By JIang Yijing | China Daily | Updated: 2019-10-16 08:39
Malaysian Chinese people in traditional Han attire attend a Huaxia Culture Camp activity in Kuala Lumpur last month.[Photo provided to China Daily]

Ding Ding recalls introducing her students in London to hanfu, or ancient clothing worn by China's Han ethnic group, in 2013.

Before the class, in order to teach her students, the teacher from Shanghai had to learn more about it herself. "I learned about our history while researching the clothes," says the 35-year-old. "Sometimes, living abroad leads us overseas Chinese to feel a certain loss of identity-who we are and where we're heading. Wearing Han-style clothing helps guide me."

Ding joined the UK Han Culture Association in 2014. Overseas Chinese founded the group in 2007 to introduce and promote Chinese culture in Britain. She became the association's chair two years later. Ding appreciates the compliments she receives when she wears hanfu.

"I am both happy and proud to get such responses from my foreign colleagues," she says. "It shows their recognition of our traditional garments. And this appreciation will lead them to explore more deeply, to go beyond the beauty of fashion to the culture behind the clothes, such as traditional Chinese music and rites."

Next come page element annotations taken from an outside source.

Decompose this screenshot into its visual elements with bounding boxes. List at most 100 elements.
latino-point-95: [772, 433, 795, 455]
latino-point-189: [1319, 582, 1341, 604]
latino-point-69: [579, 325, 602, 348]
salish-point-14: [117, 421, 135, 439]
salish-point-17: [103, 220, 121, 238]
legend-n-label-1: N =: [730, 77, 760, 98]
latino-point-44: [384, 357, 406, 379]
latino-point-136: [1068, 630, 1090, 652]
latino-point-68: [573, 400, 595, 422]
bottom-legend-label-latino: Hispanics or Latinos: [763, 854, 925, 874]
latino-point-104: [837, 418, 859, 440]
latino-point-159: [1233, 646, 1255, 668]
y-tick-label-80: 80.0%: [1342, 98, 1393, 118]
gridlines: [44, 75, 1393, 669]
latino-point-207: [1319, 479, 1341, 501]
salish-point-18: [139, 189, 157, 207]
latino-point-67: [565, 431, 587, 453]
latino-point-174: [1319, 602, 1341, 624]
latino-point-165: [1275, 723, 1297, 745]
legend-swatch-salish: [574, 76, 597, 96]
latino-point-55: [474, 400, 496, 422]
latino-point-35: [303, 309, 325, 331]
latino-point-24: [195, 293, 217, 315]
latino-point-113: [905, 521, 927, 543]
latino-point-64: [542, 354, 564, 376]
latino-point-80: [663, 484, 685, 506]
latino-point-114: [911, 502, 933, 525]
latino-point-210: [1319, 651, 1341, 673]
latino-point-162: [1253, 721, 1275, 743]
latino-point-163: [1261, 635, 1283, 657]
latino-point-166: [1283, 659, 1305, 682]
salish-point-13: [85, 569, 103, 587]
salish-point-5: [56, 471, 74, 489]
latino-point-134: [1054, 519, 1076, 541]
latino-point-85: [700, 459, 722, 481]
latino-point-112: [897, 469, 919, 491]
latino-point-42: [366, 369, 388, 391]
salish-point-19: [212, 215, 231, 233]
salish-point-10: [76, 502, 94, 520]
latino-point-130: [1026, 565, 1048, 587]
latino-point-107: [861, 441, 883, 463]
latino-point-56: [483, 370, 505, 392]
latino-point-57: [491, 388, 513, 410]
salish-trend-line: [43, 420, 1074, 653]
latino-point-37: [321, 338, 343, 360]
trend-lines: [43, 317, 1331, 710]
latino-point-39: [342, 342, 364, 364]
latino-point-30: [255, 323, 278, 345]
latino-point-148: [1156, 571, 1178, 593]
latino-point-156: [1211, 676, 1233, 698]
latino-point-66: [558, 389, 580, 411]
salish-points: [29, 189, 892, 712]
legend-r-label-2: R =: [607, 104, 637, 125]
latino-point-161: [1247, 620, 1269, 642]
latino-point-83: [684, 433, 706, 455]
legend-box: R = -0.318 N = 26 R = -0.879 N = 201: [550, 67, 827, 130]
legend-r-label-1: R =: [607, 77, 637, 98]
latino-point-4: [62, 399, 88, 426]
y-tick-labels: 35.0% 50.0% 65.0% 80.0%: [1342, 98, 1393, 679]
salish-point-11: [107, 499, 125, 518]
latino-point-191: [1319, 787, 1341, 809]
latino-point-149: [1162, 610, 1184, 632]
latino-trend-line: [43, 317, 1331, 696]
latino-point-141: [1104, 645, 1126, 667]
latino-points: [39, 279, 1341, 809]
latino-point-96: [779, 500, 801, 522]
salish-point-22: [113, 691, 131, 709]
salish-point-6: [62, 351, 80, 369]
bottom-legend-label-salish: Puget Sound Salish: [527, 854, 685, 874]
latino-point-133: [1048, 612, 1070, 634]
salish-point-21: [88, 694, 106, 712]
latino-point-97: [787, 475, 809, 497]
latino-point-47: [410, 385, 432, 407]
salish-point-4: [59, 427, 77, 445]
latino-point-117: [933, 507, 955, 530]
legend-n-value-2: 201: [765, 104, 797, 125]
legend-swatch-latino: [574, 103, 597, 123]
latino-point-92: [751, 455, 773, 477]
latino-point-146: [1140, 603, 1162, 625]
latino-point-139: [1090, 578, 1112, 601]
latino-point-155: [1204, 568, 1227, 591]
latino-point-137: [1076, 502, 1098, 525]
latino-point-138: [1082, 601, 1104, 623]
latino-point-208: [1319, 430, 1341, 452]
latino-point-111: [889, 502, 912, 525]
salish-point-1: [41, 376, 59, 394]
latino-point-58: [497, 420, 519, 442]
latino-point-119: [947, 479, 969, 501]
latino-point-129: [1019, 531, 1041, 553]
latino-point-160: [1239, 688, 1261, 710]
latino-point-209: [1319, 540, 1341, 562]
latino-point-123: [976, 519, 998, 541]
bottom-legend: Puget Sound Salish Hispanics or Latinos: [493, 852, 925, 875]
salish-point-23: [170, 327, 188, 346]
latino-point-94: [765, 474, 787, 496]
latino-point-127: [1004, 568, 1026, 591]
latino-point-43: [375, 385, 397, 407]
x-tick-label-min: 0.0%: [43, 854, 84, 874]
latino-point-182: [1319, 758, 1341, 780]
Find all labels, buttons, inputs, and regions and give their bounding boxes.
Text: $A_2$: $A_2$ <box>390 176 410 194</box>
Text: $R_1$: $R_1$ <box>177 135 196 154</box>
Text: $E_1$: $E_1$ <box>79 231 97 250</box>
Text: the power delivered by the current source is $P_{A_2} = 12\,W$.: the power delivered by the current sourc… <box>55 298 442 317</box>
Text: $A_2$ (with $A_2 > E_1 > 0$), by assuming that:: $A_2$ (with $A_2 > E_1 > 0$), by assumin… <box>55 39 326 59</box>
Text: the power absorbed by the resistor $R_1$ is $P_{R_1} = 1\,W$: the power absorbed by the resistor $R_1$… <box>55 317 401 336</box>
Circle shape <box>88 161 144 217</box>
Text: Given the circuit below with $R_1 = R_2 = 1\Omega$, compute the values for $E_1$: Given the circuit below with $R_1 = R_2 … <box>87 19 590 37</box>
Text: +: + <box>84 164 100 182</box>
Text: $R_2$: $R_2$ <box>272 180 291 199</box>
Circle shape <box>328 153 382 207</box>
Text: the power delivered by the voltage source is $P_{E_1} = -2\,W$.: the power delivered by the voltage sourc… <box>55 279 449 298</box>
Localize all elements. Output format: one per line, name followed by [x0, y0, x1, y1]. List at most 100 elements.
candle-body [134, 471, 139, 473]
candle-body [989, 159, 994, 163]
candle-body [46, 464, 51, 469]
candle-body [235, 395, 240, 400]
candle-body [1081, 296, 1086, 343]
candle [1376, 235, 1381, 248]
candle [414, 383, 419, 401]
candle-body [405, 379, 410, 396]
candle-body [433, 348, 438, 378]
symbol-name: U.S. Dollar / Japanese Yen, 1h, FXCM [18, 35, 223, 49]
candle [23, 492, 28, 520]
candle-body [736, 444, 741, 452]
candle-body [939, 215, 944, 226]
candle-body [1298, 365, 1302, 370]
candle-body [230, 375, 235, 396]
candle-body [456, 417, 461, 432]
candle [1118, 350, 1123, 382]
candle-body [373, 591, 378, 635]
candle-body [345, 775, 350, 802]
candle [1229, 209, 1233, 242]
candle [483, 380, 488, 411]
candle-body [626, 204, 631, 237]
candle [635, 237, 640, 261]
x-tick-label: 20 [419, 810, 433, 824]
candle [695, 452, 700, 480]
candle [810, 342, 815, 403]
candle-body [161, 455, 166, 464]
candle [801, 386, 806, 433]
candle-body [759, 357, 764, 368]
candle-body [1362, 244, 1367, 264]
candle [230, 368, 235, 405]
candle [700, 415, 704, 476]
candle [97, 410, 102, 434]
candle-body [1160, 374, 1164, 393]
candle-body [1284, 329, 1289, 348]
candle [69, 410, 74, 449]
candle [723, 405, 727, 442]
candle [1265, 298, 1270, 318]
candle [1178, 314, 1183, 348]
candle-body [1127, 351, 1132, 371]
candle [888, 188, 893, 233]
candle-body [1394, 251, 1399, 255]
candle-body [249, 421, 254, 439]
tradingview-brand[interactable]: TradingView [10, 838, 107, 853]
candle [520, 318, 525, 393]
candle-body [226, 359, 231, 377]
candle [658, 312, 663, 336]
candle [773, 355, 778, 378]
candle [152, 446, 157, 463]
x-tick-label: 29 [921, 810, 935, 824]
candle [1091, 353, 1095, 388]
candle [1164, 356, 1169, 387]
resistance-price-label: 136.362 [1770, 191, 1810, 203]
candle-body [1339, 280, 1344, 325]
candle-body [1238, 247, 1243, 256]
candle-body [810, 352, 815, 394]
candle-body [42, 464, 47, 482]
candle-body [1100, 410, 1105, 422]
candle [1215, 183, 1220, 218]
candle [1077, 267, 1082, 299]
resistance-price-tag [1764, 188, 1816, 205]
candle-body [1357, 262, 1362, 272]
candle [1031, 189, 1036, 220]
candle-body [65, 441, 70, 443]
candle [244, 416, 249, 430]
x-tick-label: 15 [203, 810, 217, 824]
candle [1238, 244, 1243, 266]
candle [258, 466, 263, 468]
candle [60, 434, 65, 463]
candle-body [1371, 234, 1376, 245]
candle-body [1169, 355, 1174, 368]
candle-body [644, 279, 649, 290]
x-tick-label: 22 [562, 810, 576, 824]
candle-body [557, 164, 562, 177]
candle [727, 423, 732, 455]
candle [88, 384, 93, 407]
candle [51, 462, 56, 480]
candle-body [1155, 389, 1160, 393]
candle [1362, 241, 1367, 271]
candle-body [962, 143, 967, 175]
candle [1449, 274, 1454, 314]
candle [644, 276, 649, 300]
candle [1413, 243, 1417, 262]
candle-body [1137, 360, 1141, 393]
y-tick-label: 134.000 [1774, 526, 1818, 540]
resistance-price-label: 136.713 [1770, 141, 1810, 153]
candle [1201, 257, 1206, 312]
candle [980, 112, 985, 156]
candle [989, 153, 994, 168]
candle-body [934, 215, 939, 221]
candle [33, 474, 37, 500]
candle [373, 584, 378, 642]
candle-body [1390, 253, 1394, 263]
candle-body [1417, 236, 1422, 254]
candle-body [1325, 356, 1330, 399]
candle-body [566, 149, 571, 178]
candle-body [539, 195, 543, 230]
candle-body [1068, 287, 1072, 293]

The association hosts cultural activities around Chinese festivals. It organizes tea ceremonies, guqin (Chinese seven-stringed zither) performances and lectures on rituals. On average around 20 to 40 overseas Chinese and foreigners attend each event.

Ding's association displayed Han-style clothes at a Chinese food festival in London's Potters Fields Park in early September. It ran a booth to introduce the traditional attire. Visitors could try costumes on for photos.

Ding recalls one Cuban woman was particularly enthusiastic.

"She expressed her passion for Chinese culture and loved the snacks we had prepared. Her reaction was not only a pleasant surprise to us but also touched me and inspired me to continue. We hope Han clothes, as well as our traditional culture, will become better known in London."

Her association is but one of many such organizations around the world.

The Sydney Hanfu Association's former president, 27-year-old Jiang Li, who led the group over 2015-17 before returning to her hometown of Guangzhou, Guangdong province, says the association, which grew from an online chatroom in 2011, has doubled in size to 400 members since she left.

Jiang believes hanfu is a particularly accessible form of Chinese culture. Playing traditional music, creating calligraphy and painting traditional ink works require mastery, but enjoying Han-style clothing is as easy as getting dressed.

The group's activities in Sydney's parks often attract about 50 participants and 100 to 200 onlookers. They don Han-style clothes and practice rituals.

Members observe traditions such as moon worship during Mid-Autumn Festival and riddle solving during Lantern Festival. They also practice a type of Chinese horseback archery.

Jiang, who had lived abroad for eight years, says wearing hanfu and joining the association's activities alleviated her homesickness and reinforced her cultural identity.

Jiang says eastern Australia is home to about 2,000 hanfu enthusiasts, who join events organized by clubs, most of which are formed at universities.

Such groups exist at the University of New South Wales, the University of Newcastle and the University of Sydney. That's not to mention the Chinese Culture Association of Melbourne and the Queensland Hanfu Association.

Jiang will meet 20 friends from these groups, who will fly in from Sydney or other parts of China to Wuhan, Hubei province, on Nov 8 to attend the seventh Chinese Ritual Music Conference.

Hanfu is also popular among overseas-born Chinese like Malaysian Kong Chee Huat. The 44-year-old and five friends co-founded a club in Kuala Lumpur over a decade ago.

"Living in a cultural melting pot like Kuala Lumpur, we found that we Chinese to some extent do not clearly show our identity," he recalls. "The Indians and Malaysians wear traditional clothes for their festivals, but the Han people didn't. So, we wanted to revive our tradition."

Kong and his friends bought the Han-style clothes online and organized the Huaxia Culture Camp, a three-day activity held every September since 2008.

About 150 participants wear hanfu, read ancient Chinese classics, such as the Book of Changes, and practice traditional art and rituals.

"China, where my ancestors come from, has been a country of rites and music, where people behaved in a polite way and showed great respect to each other," says Kong. "As descendants of the Han people, we should carry on this legacy, behave with proper manners and undertake regular introspection."

They have organized different activities for Malaysian Chinese, giving classes about ancient attire, teaching tailoring techniques and practicing horseback archery. It has continued to grow, and many middle school students attend the event, which is now held twice a year and attracts 100 teenagers each time.

"To celebrate Lunar New Year, we kneel on cushions like our ancestors did and share festive food," says Kong. "Cultural identity and recognition bring people together. I believe that, as long as we keep organizing the camp's activities, more Chinese will join and develop an interest in our traditional culture and benefit from it personally."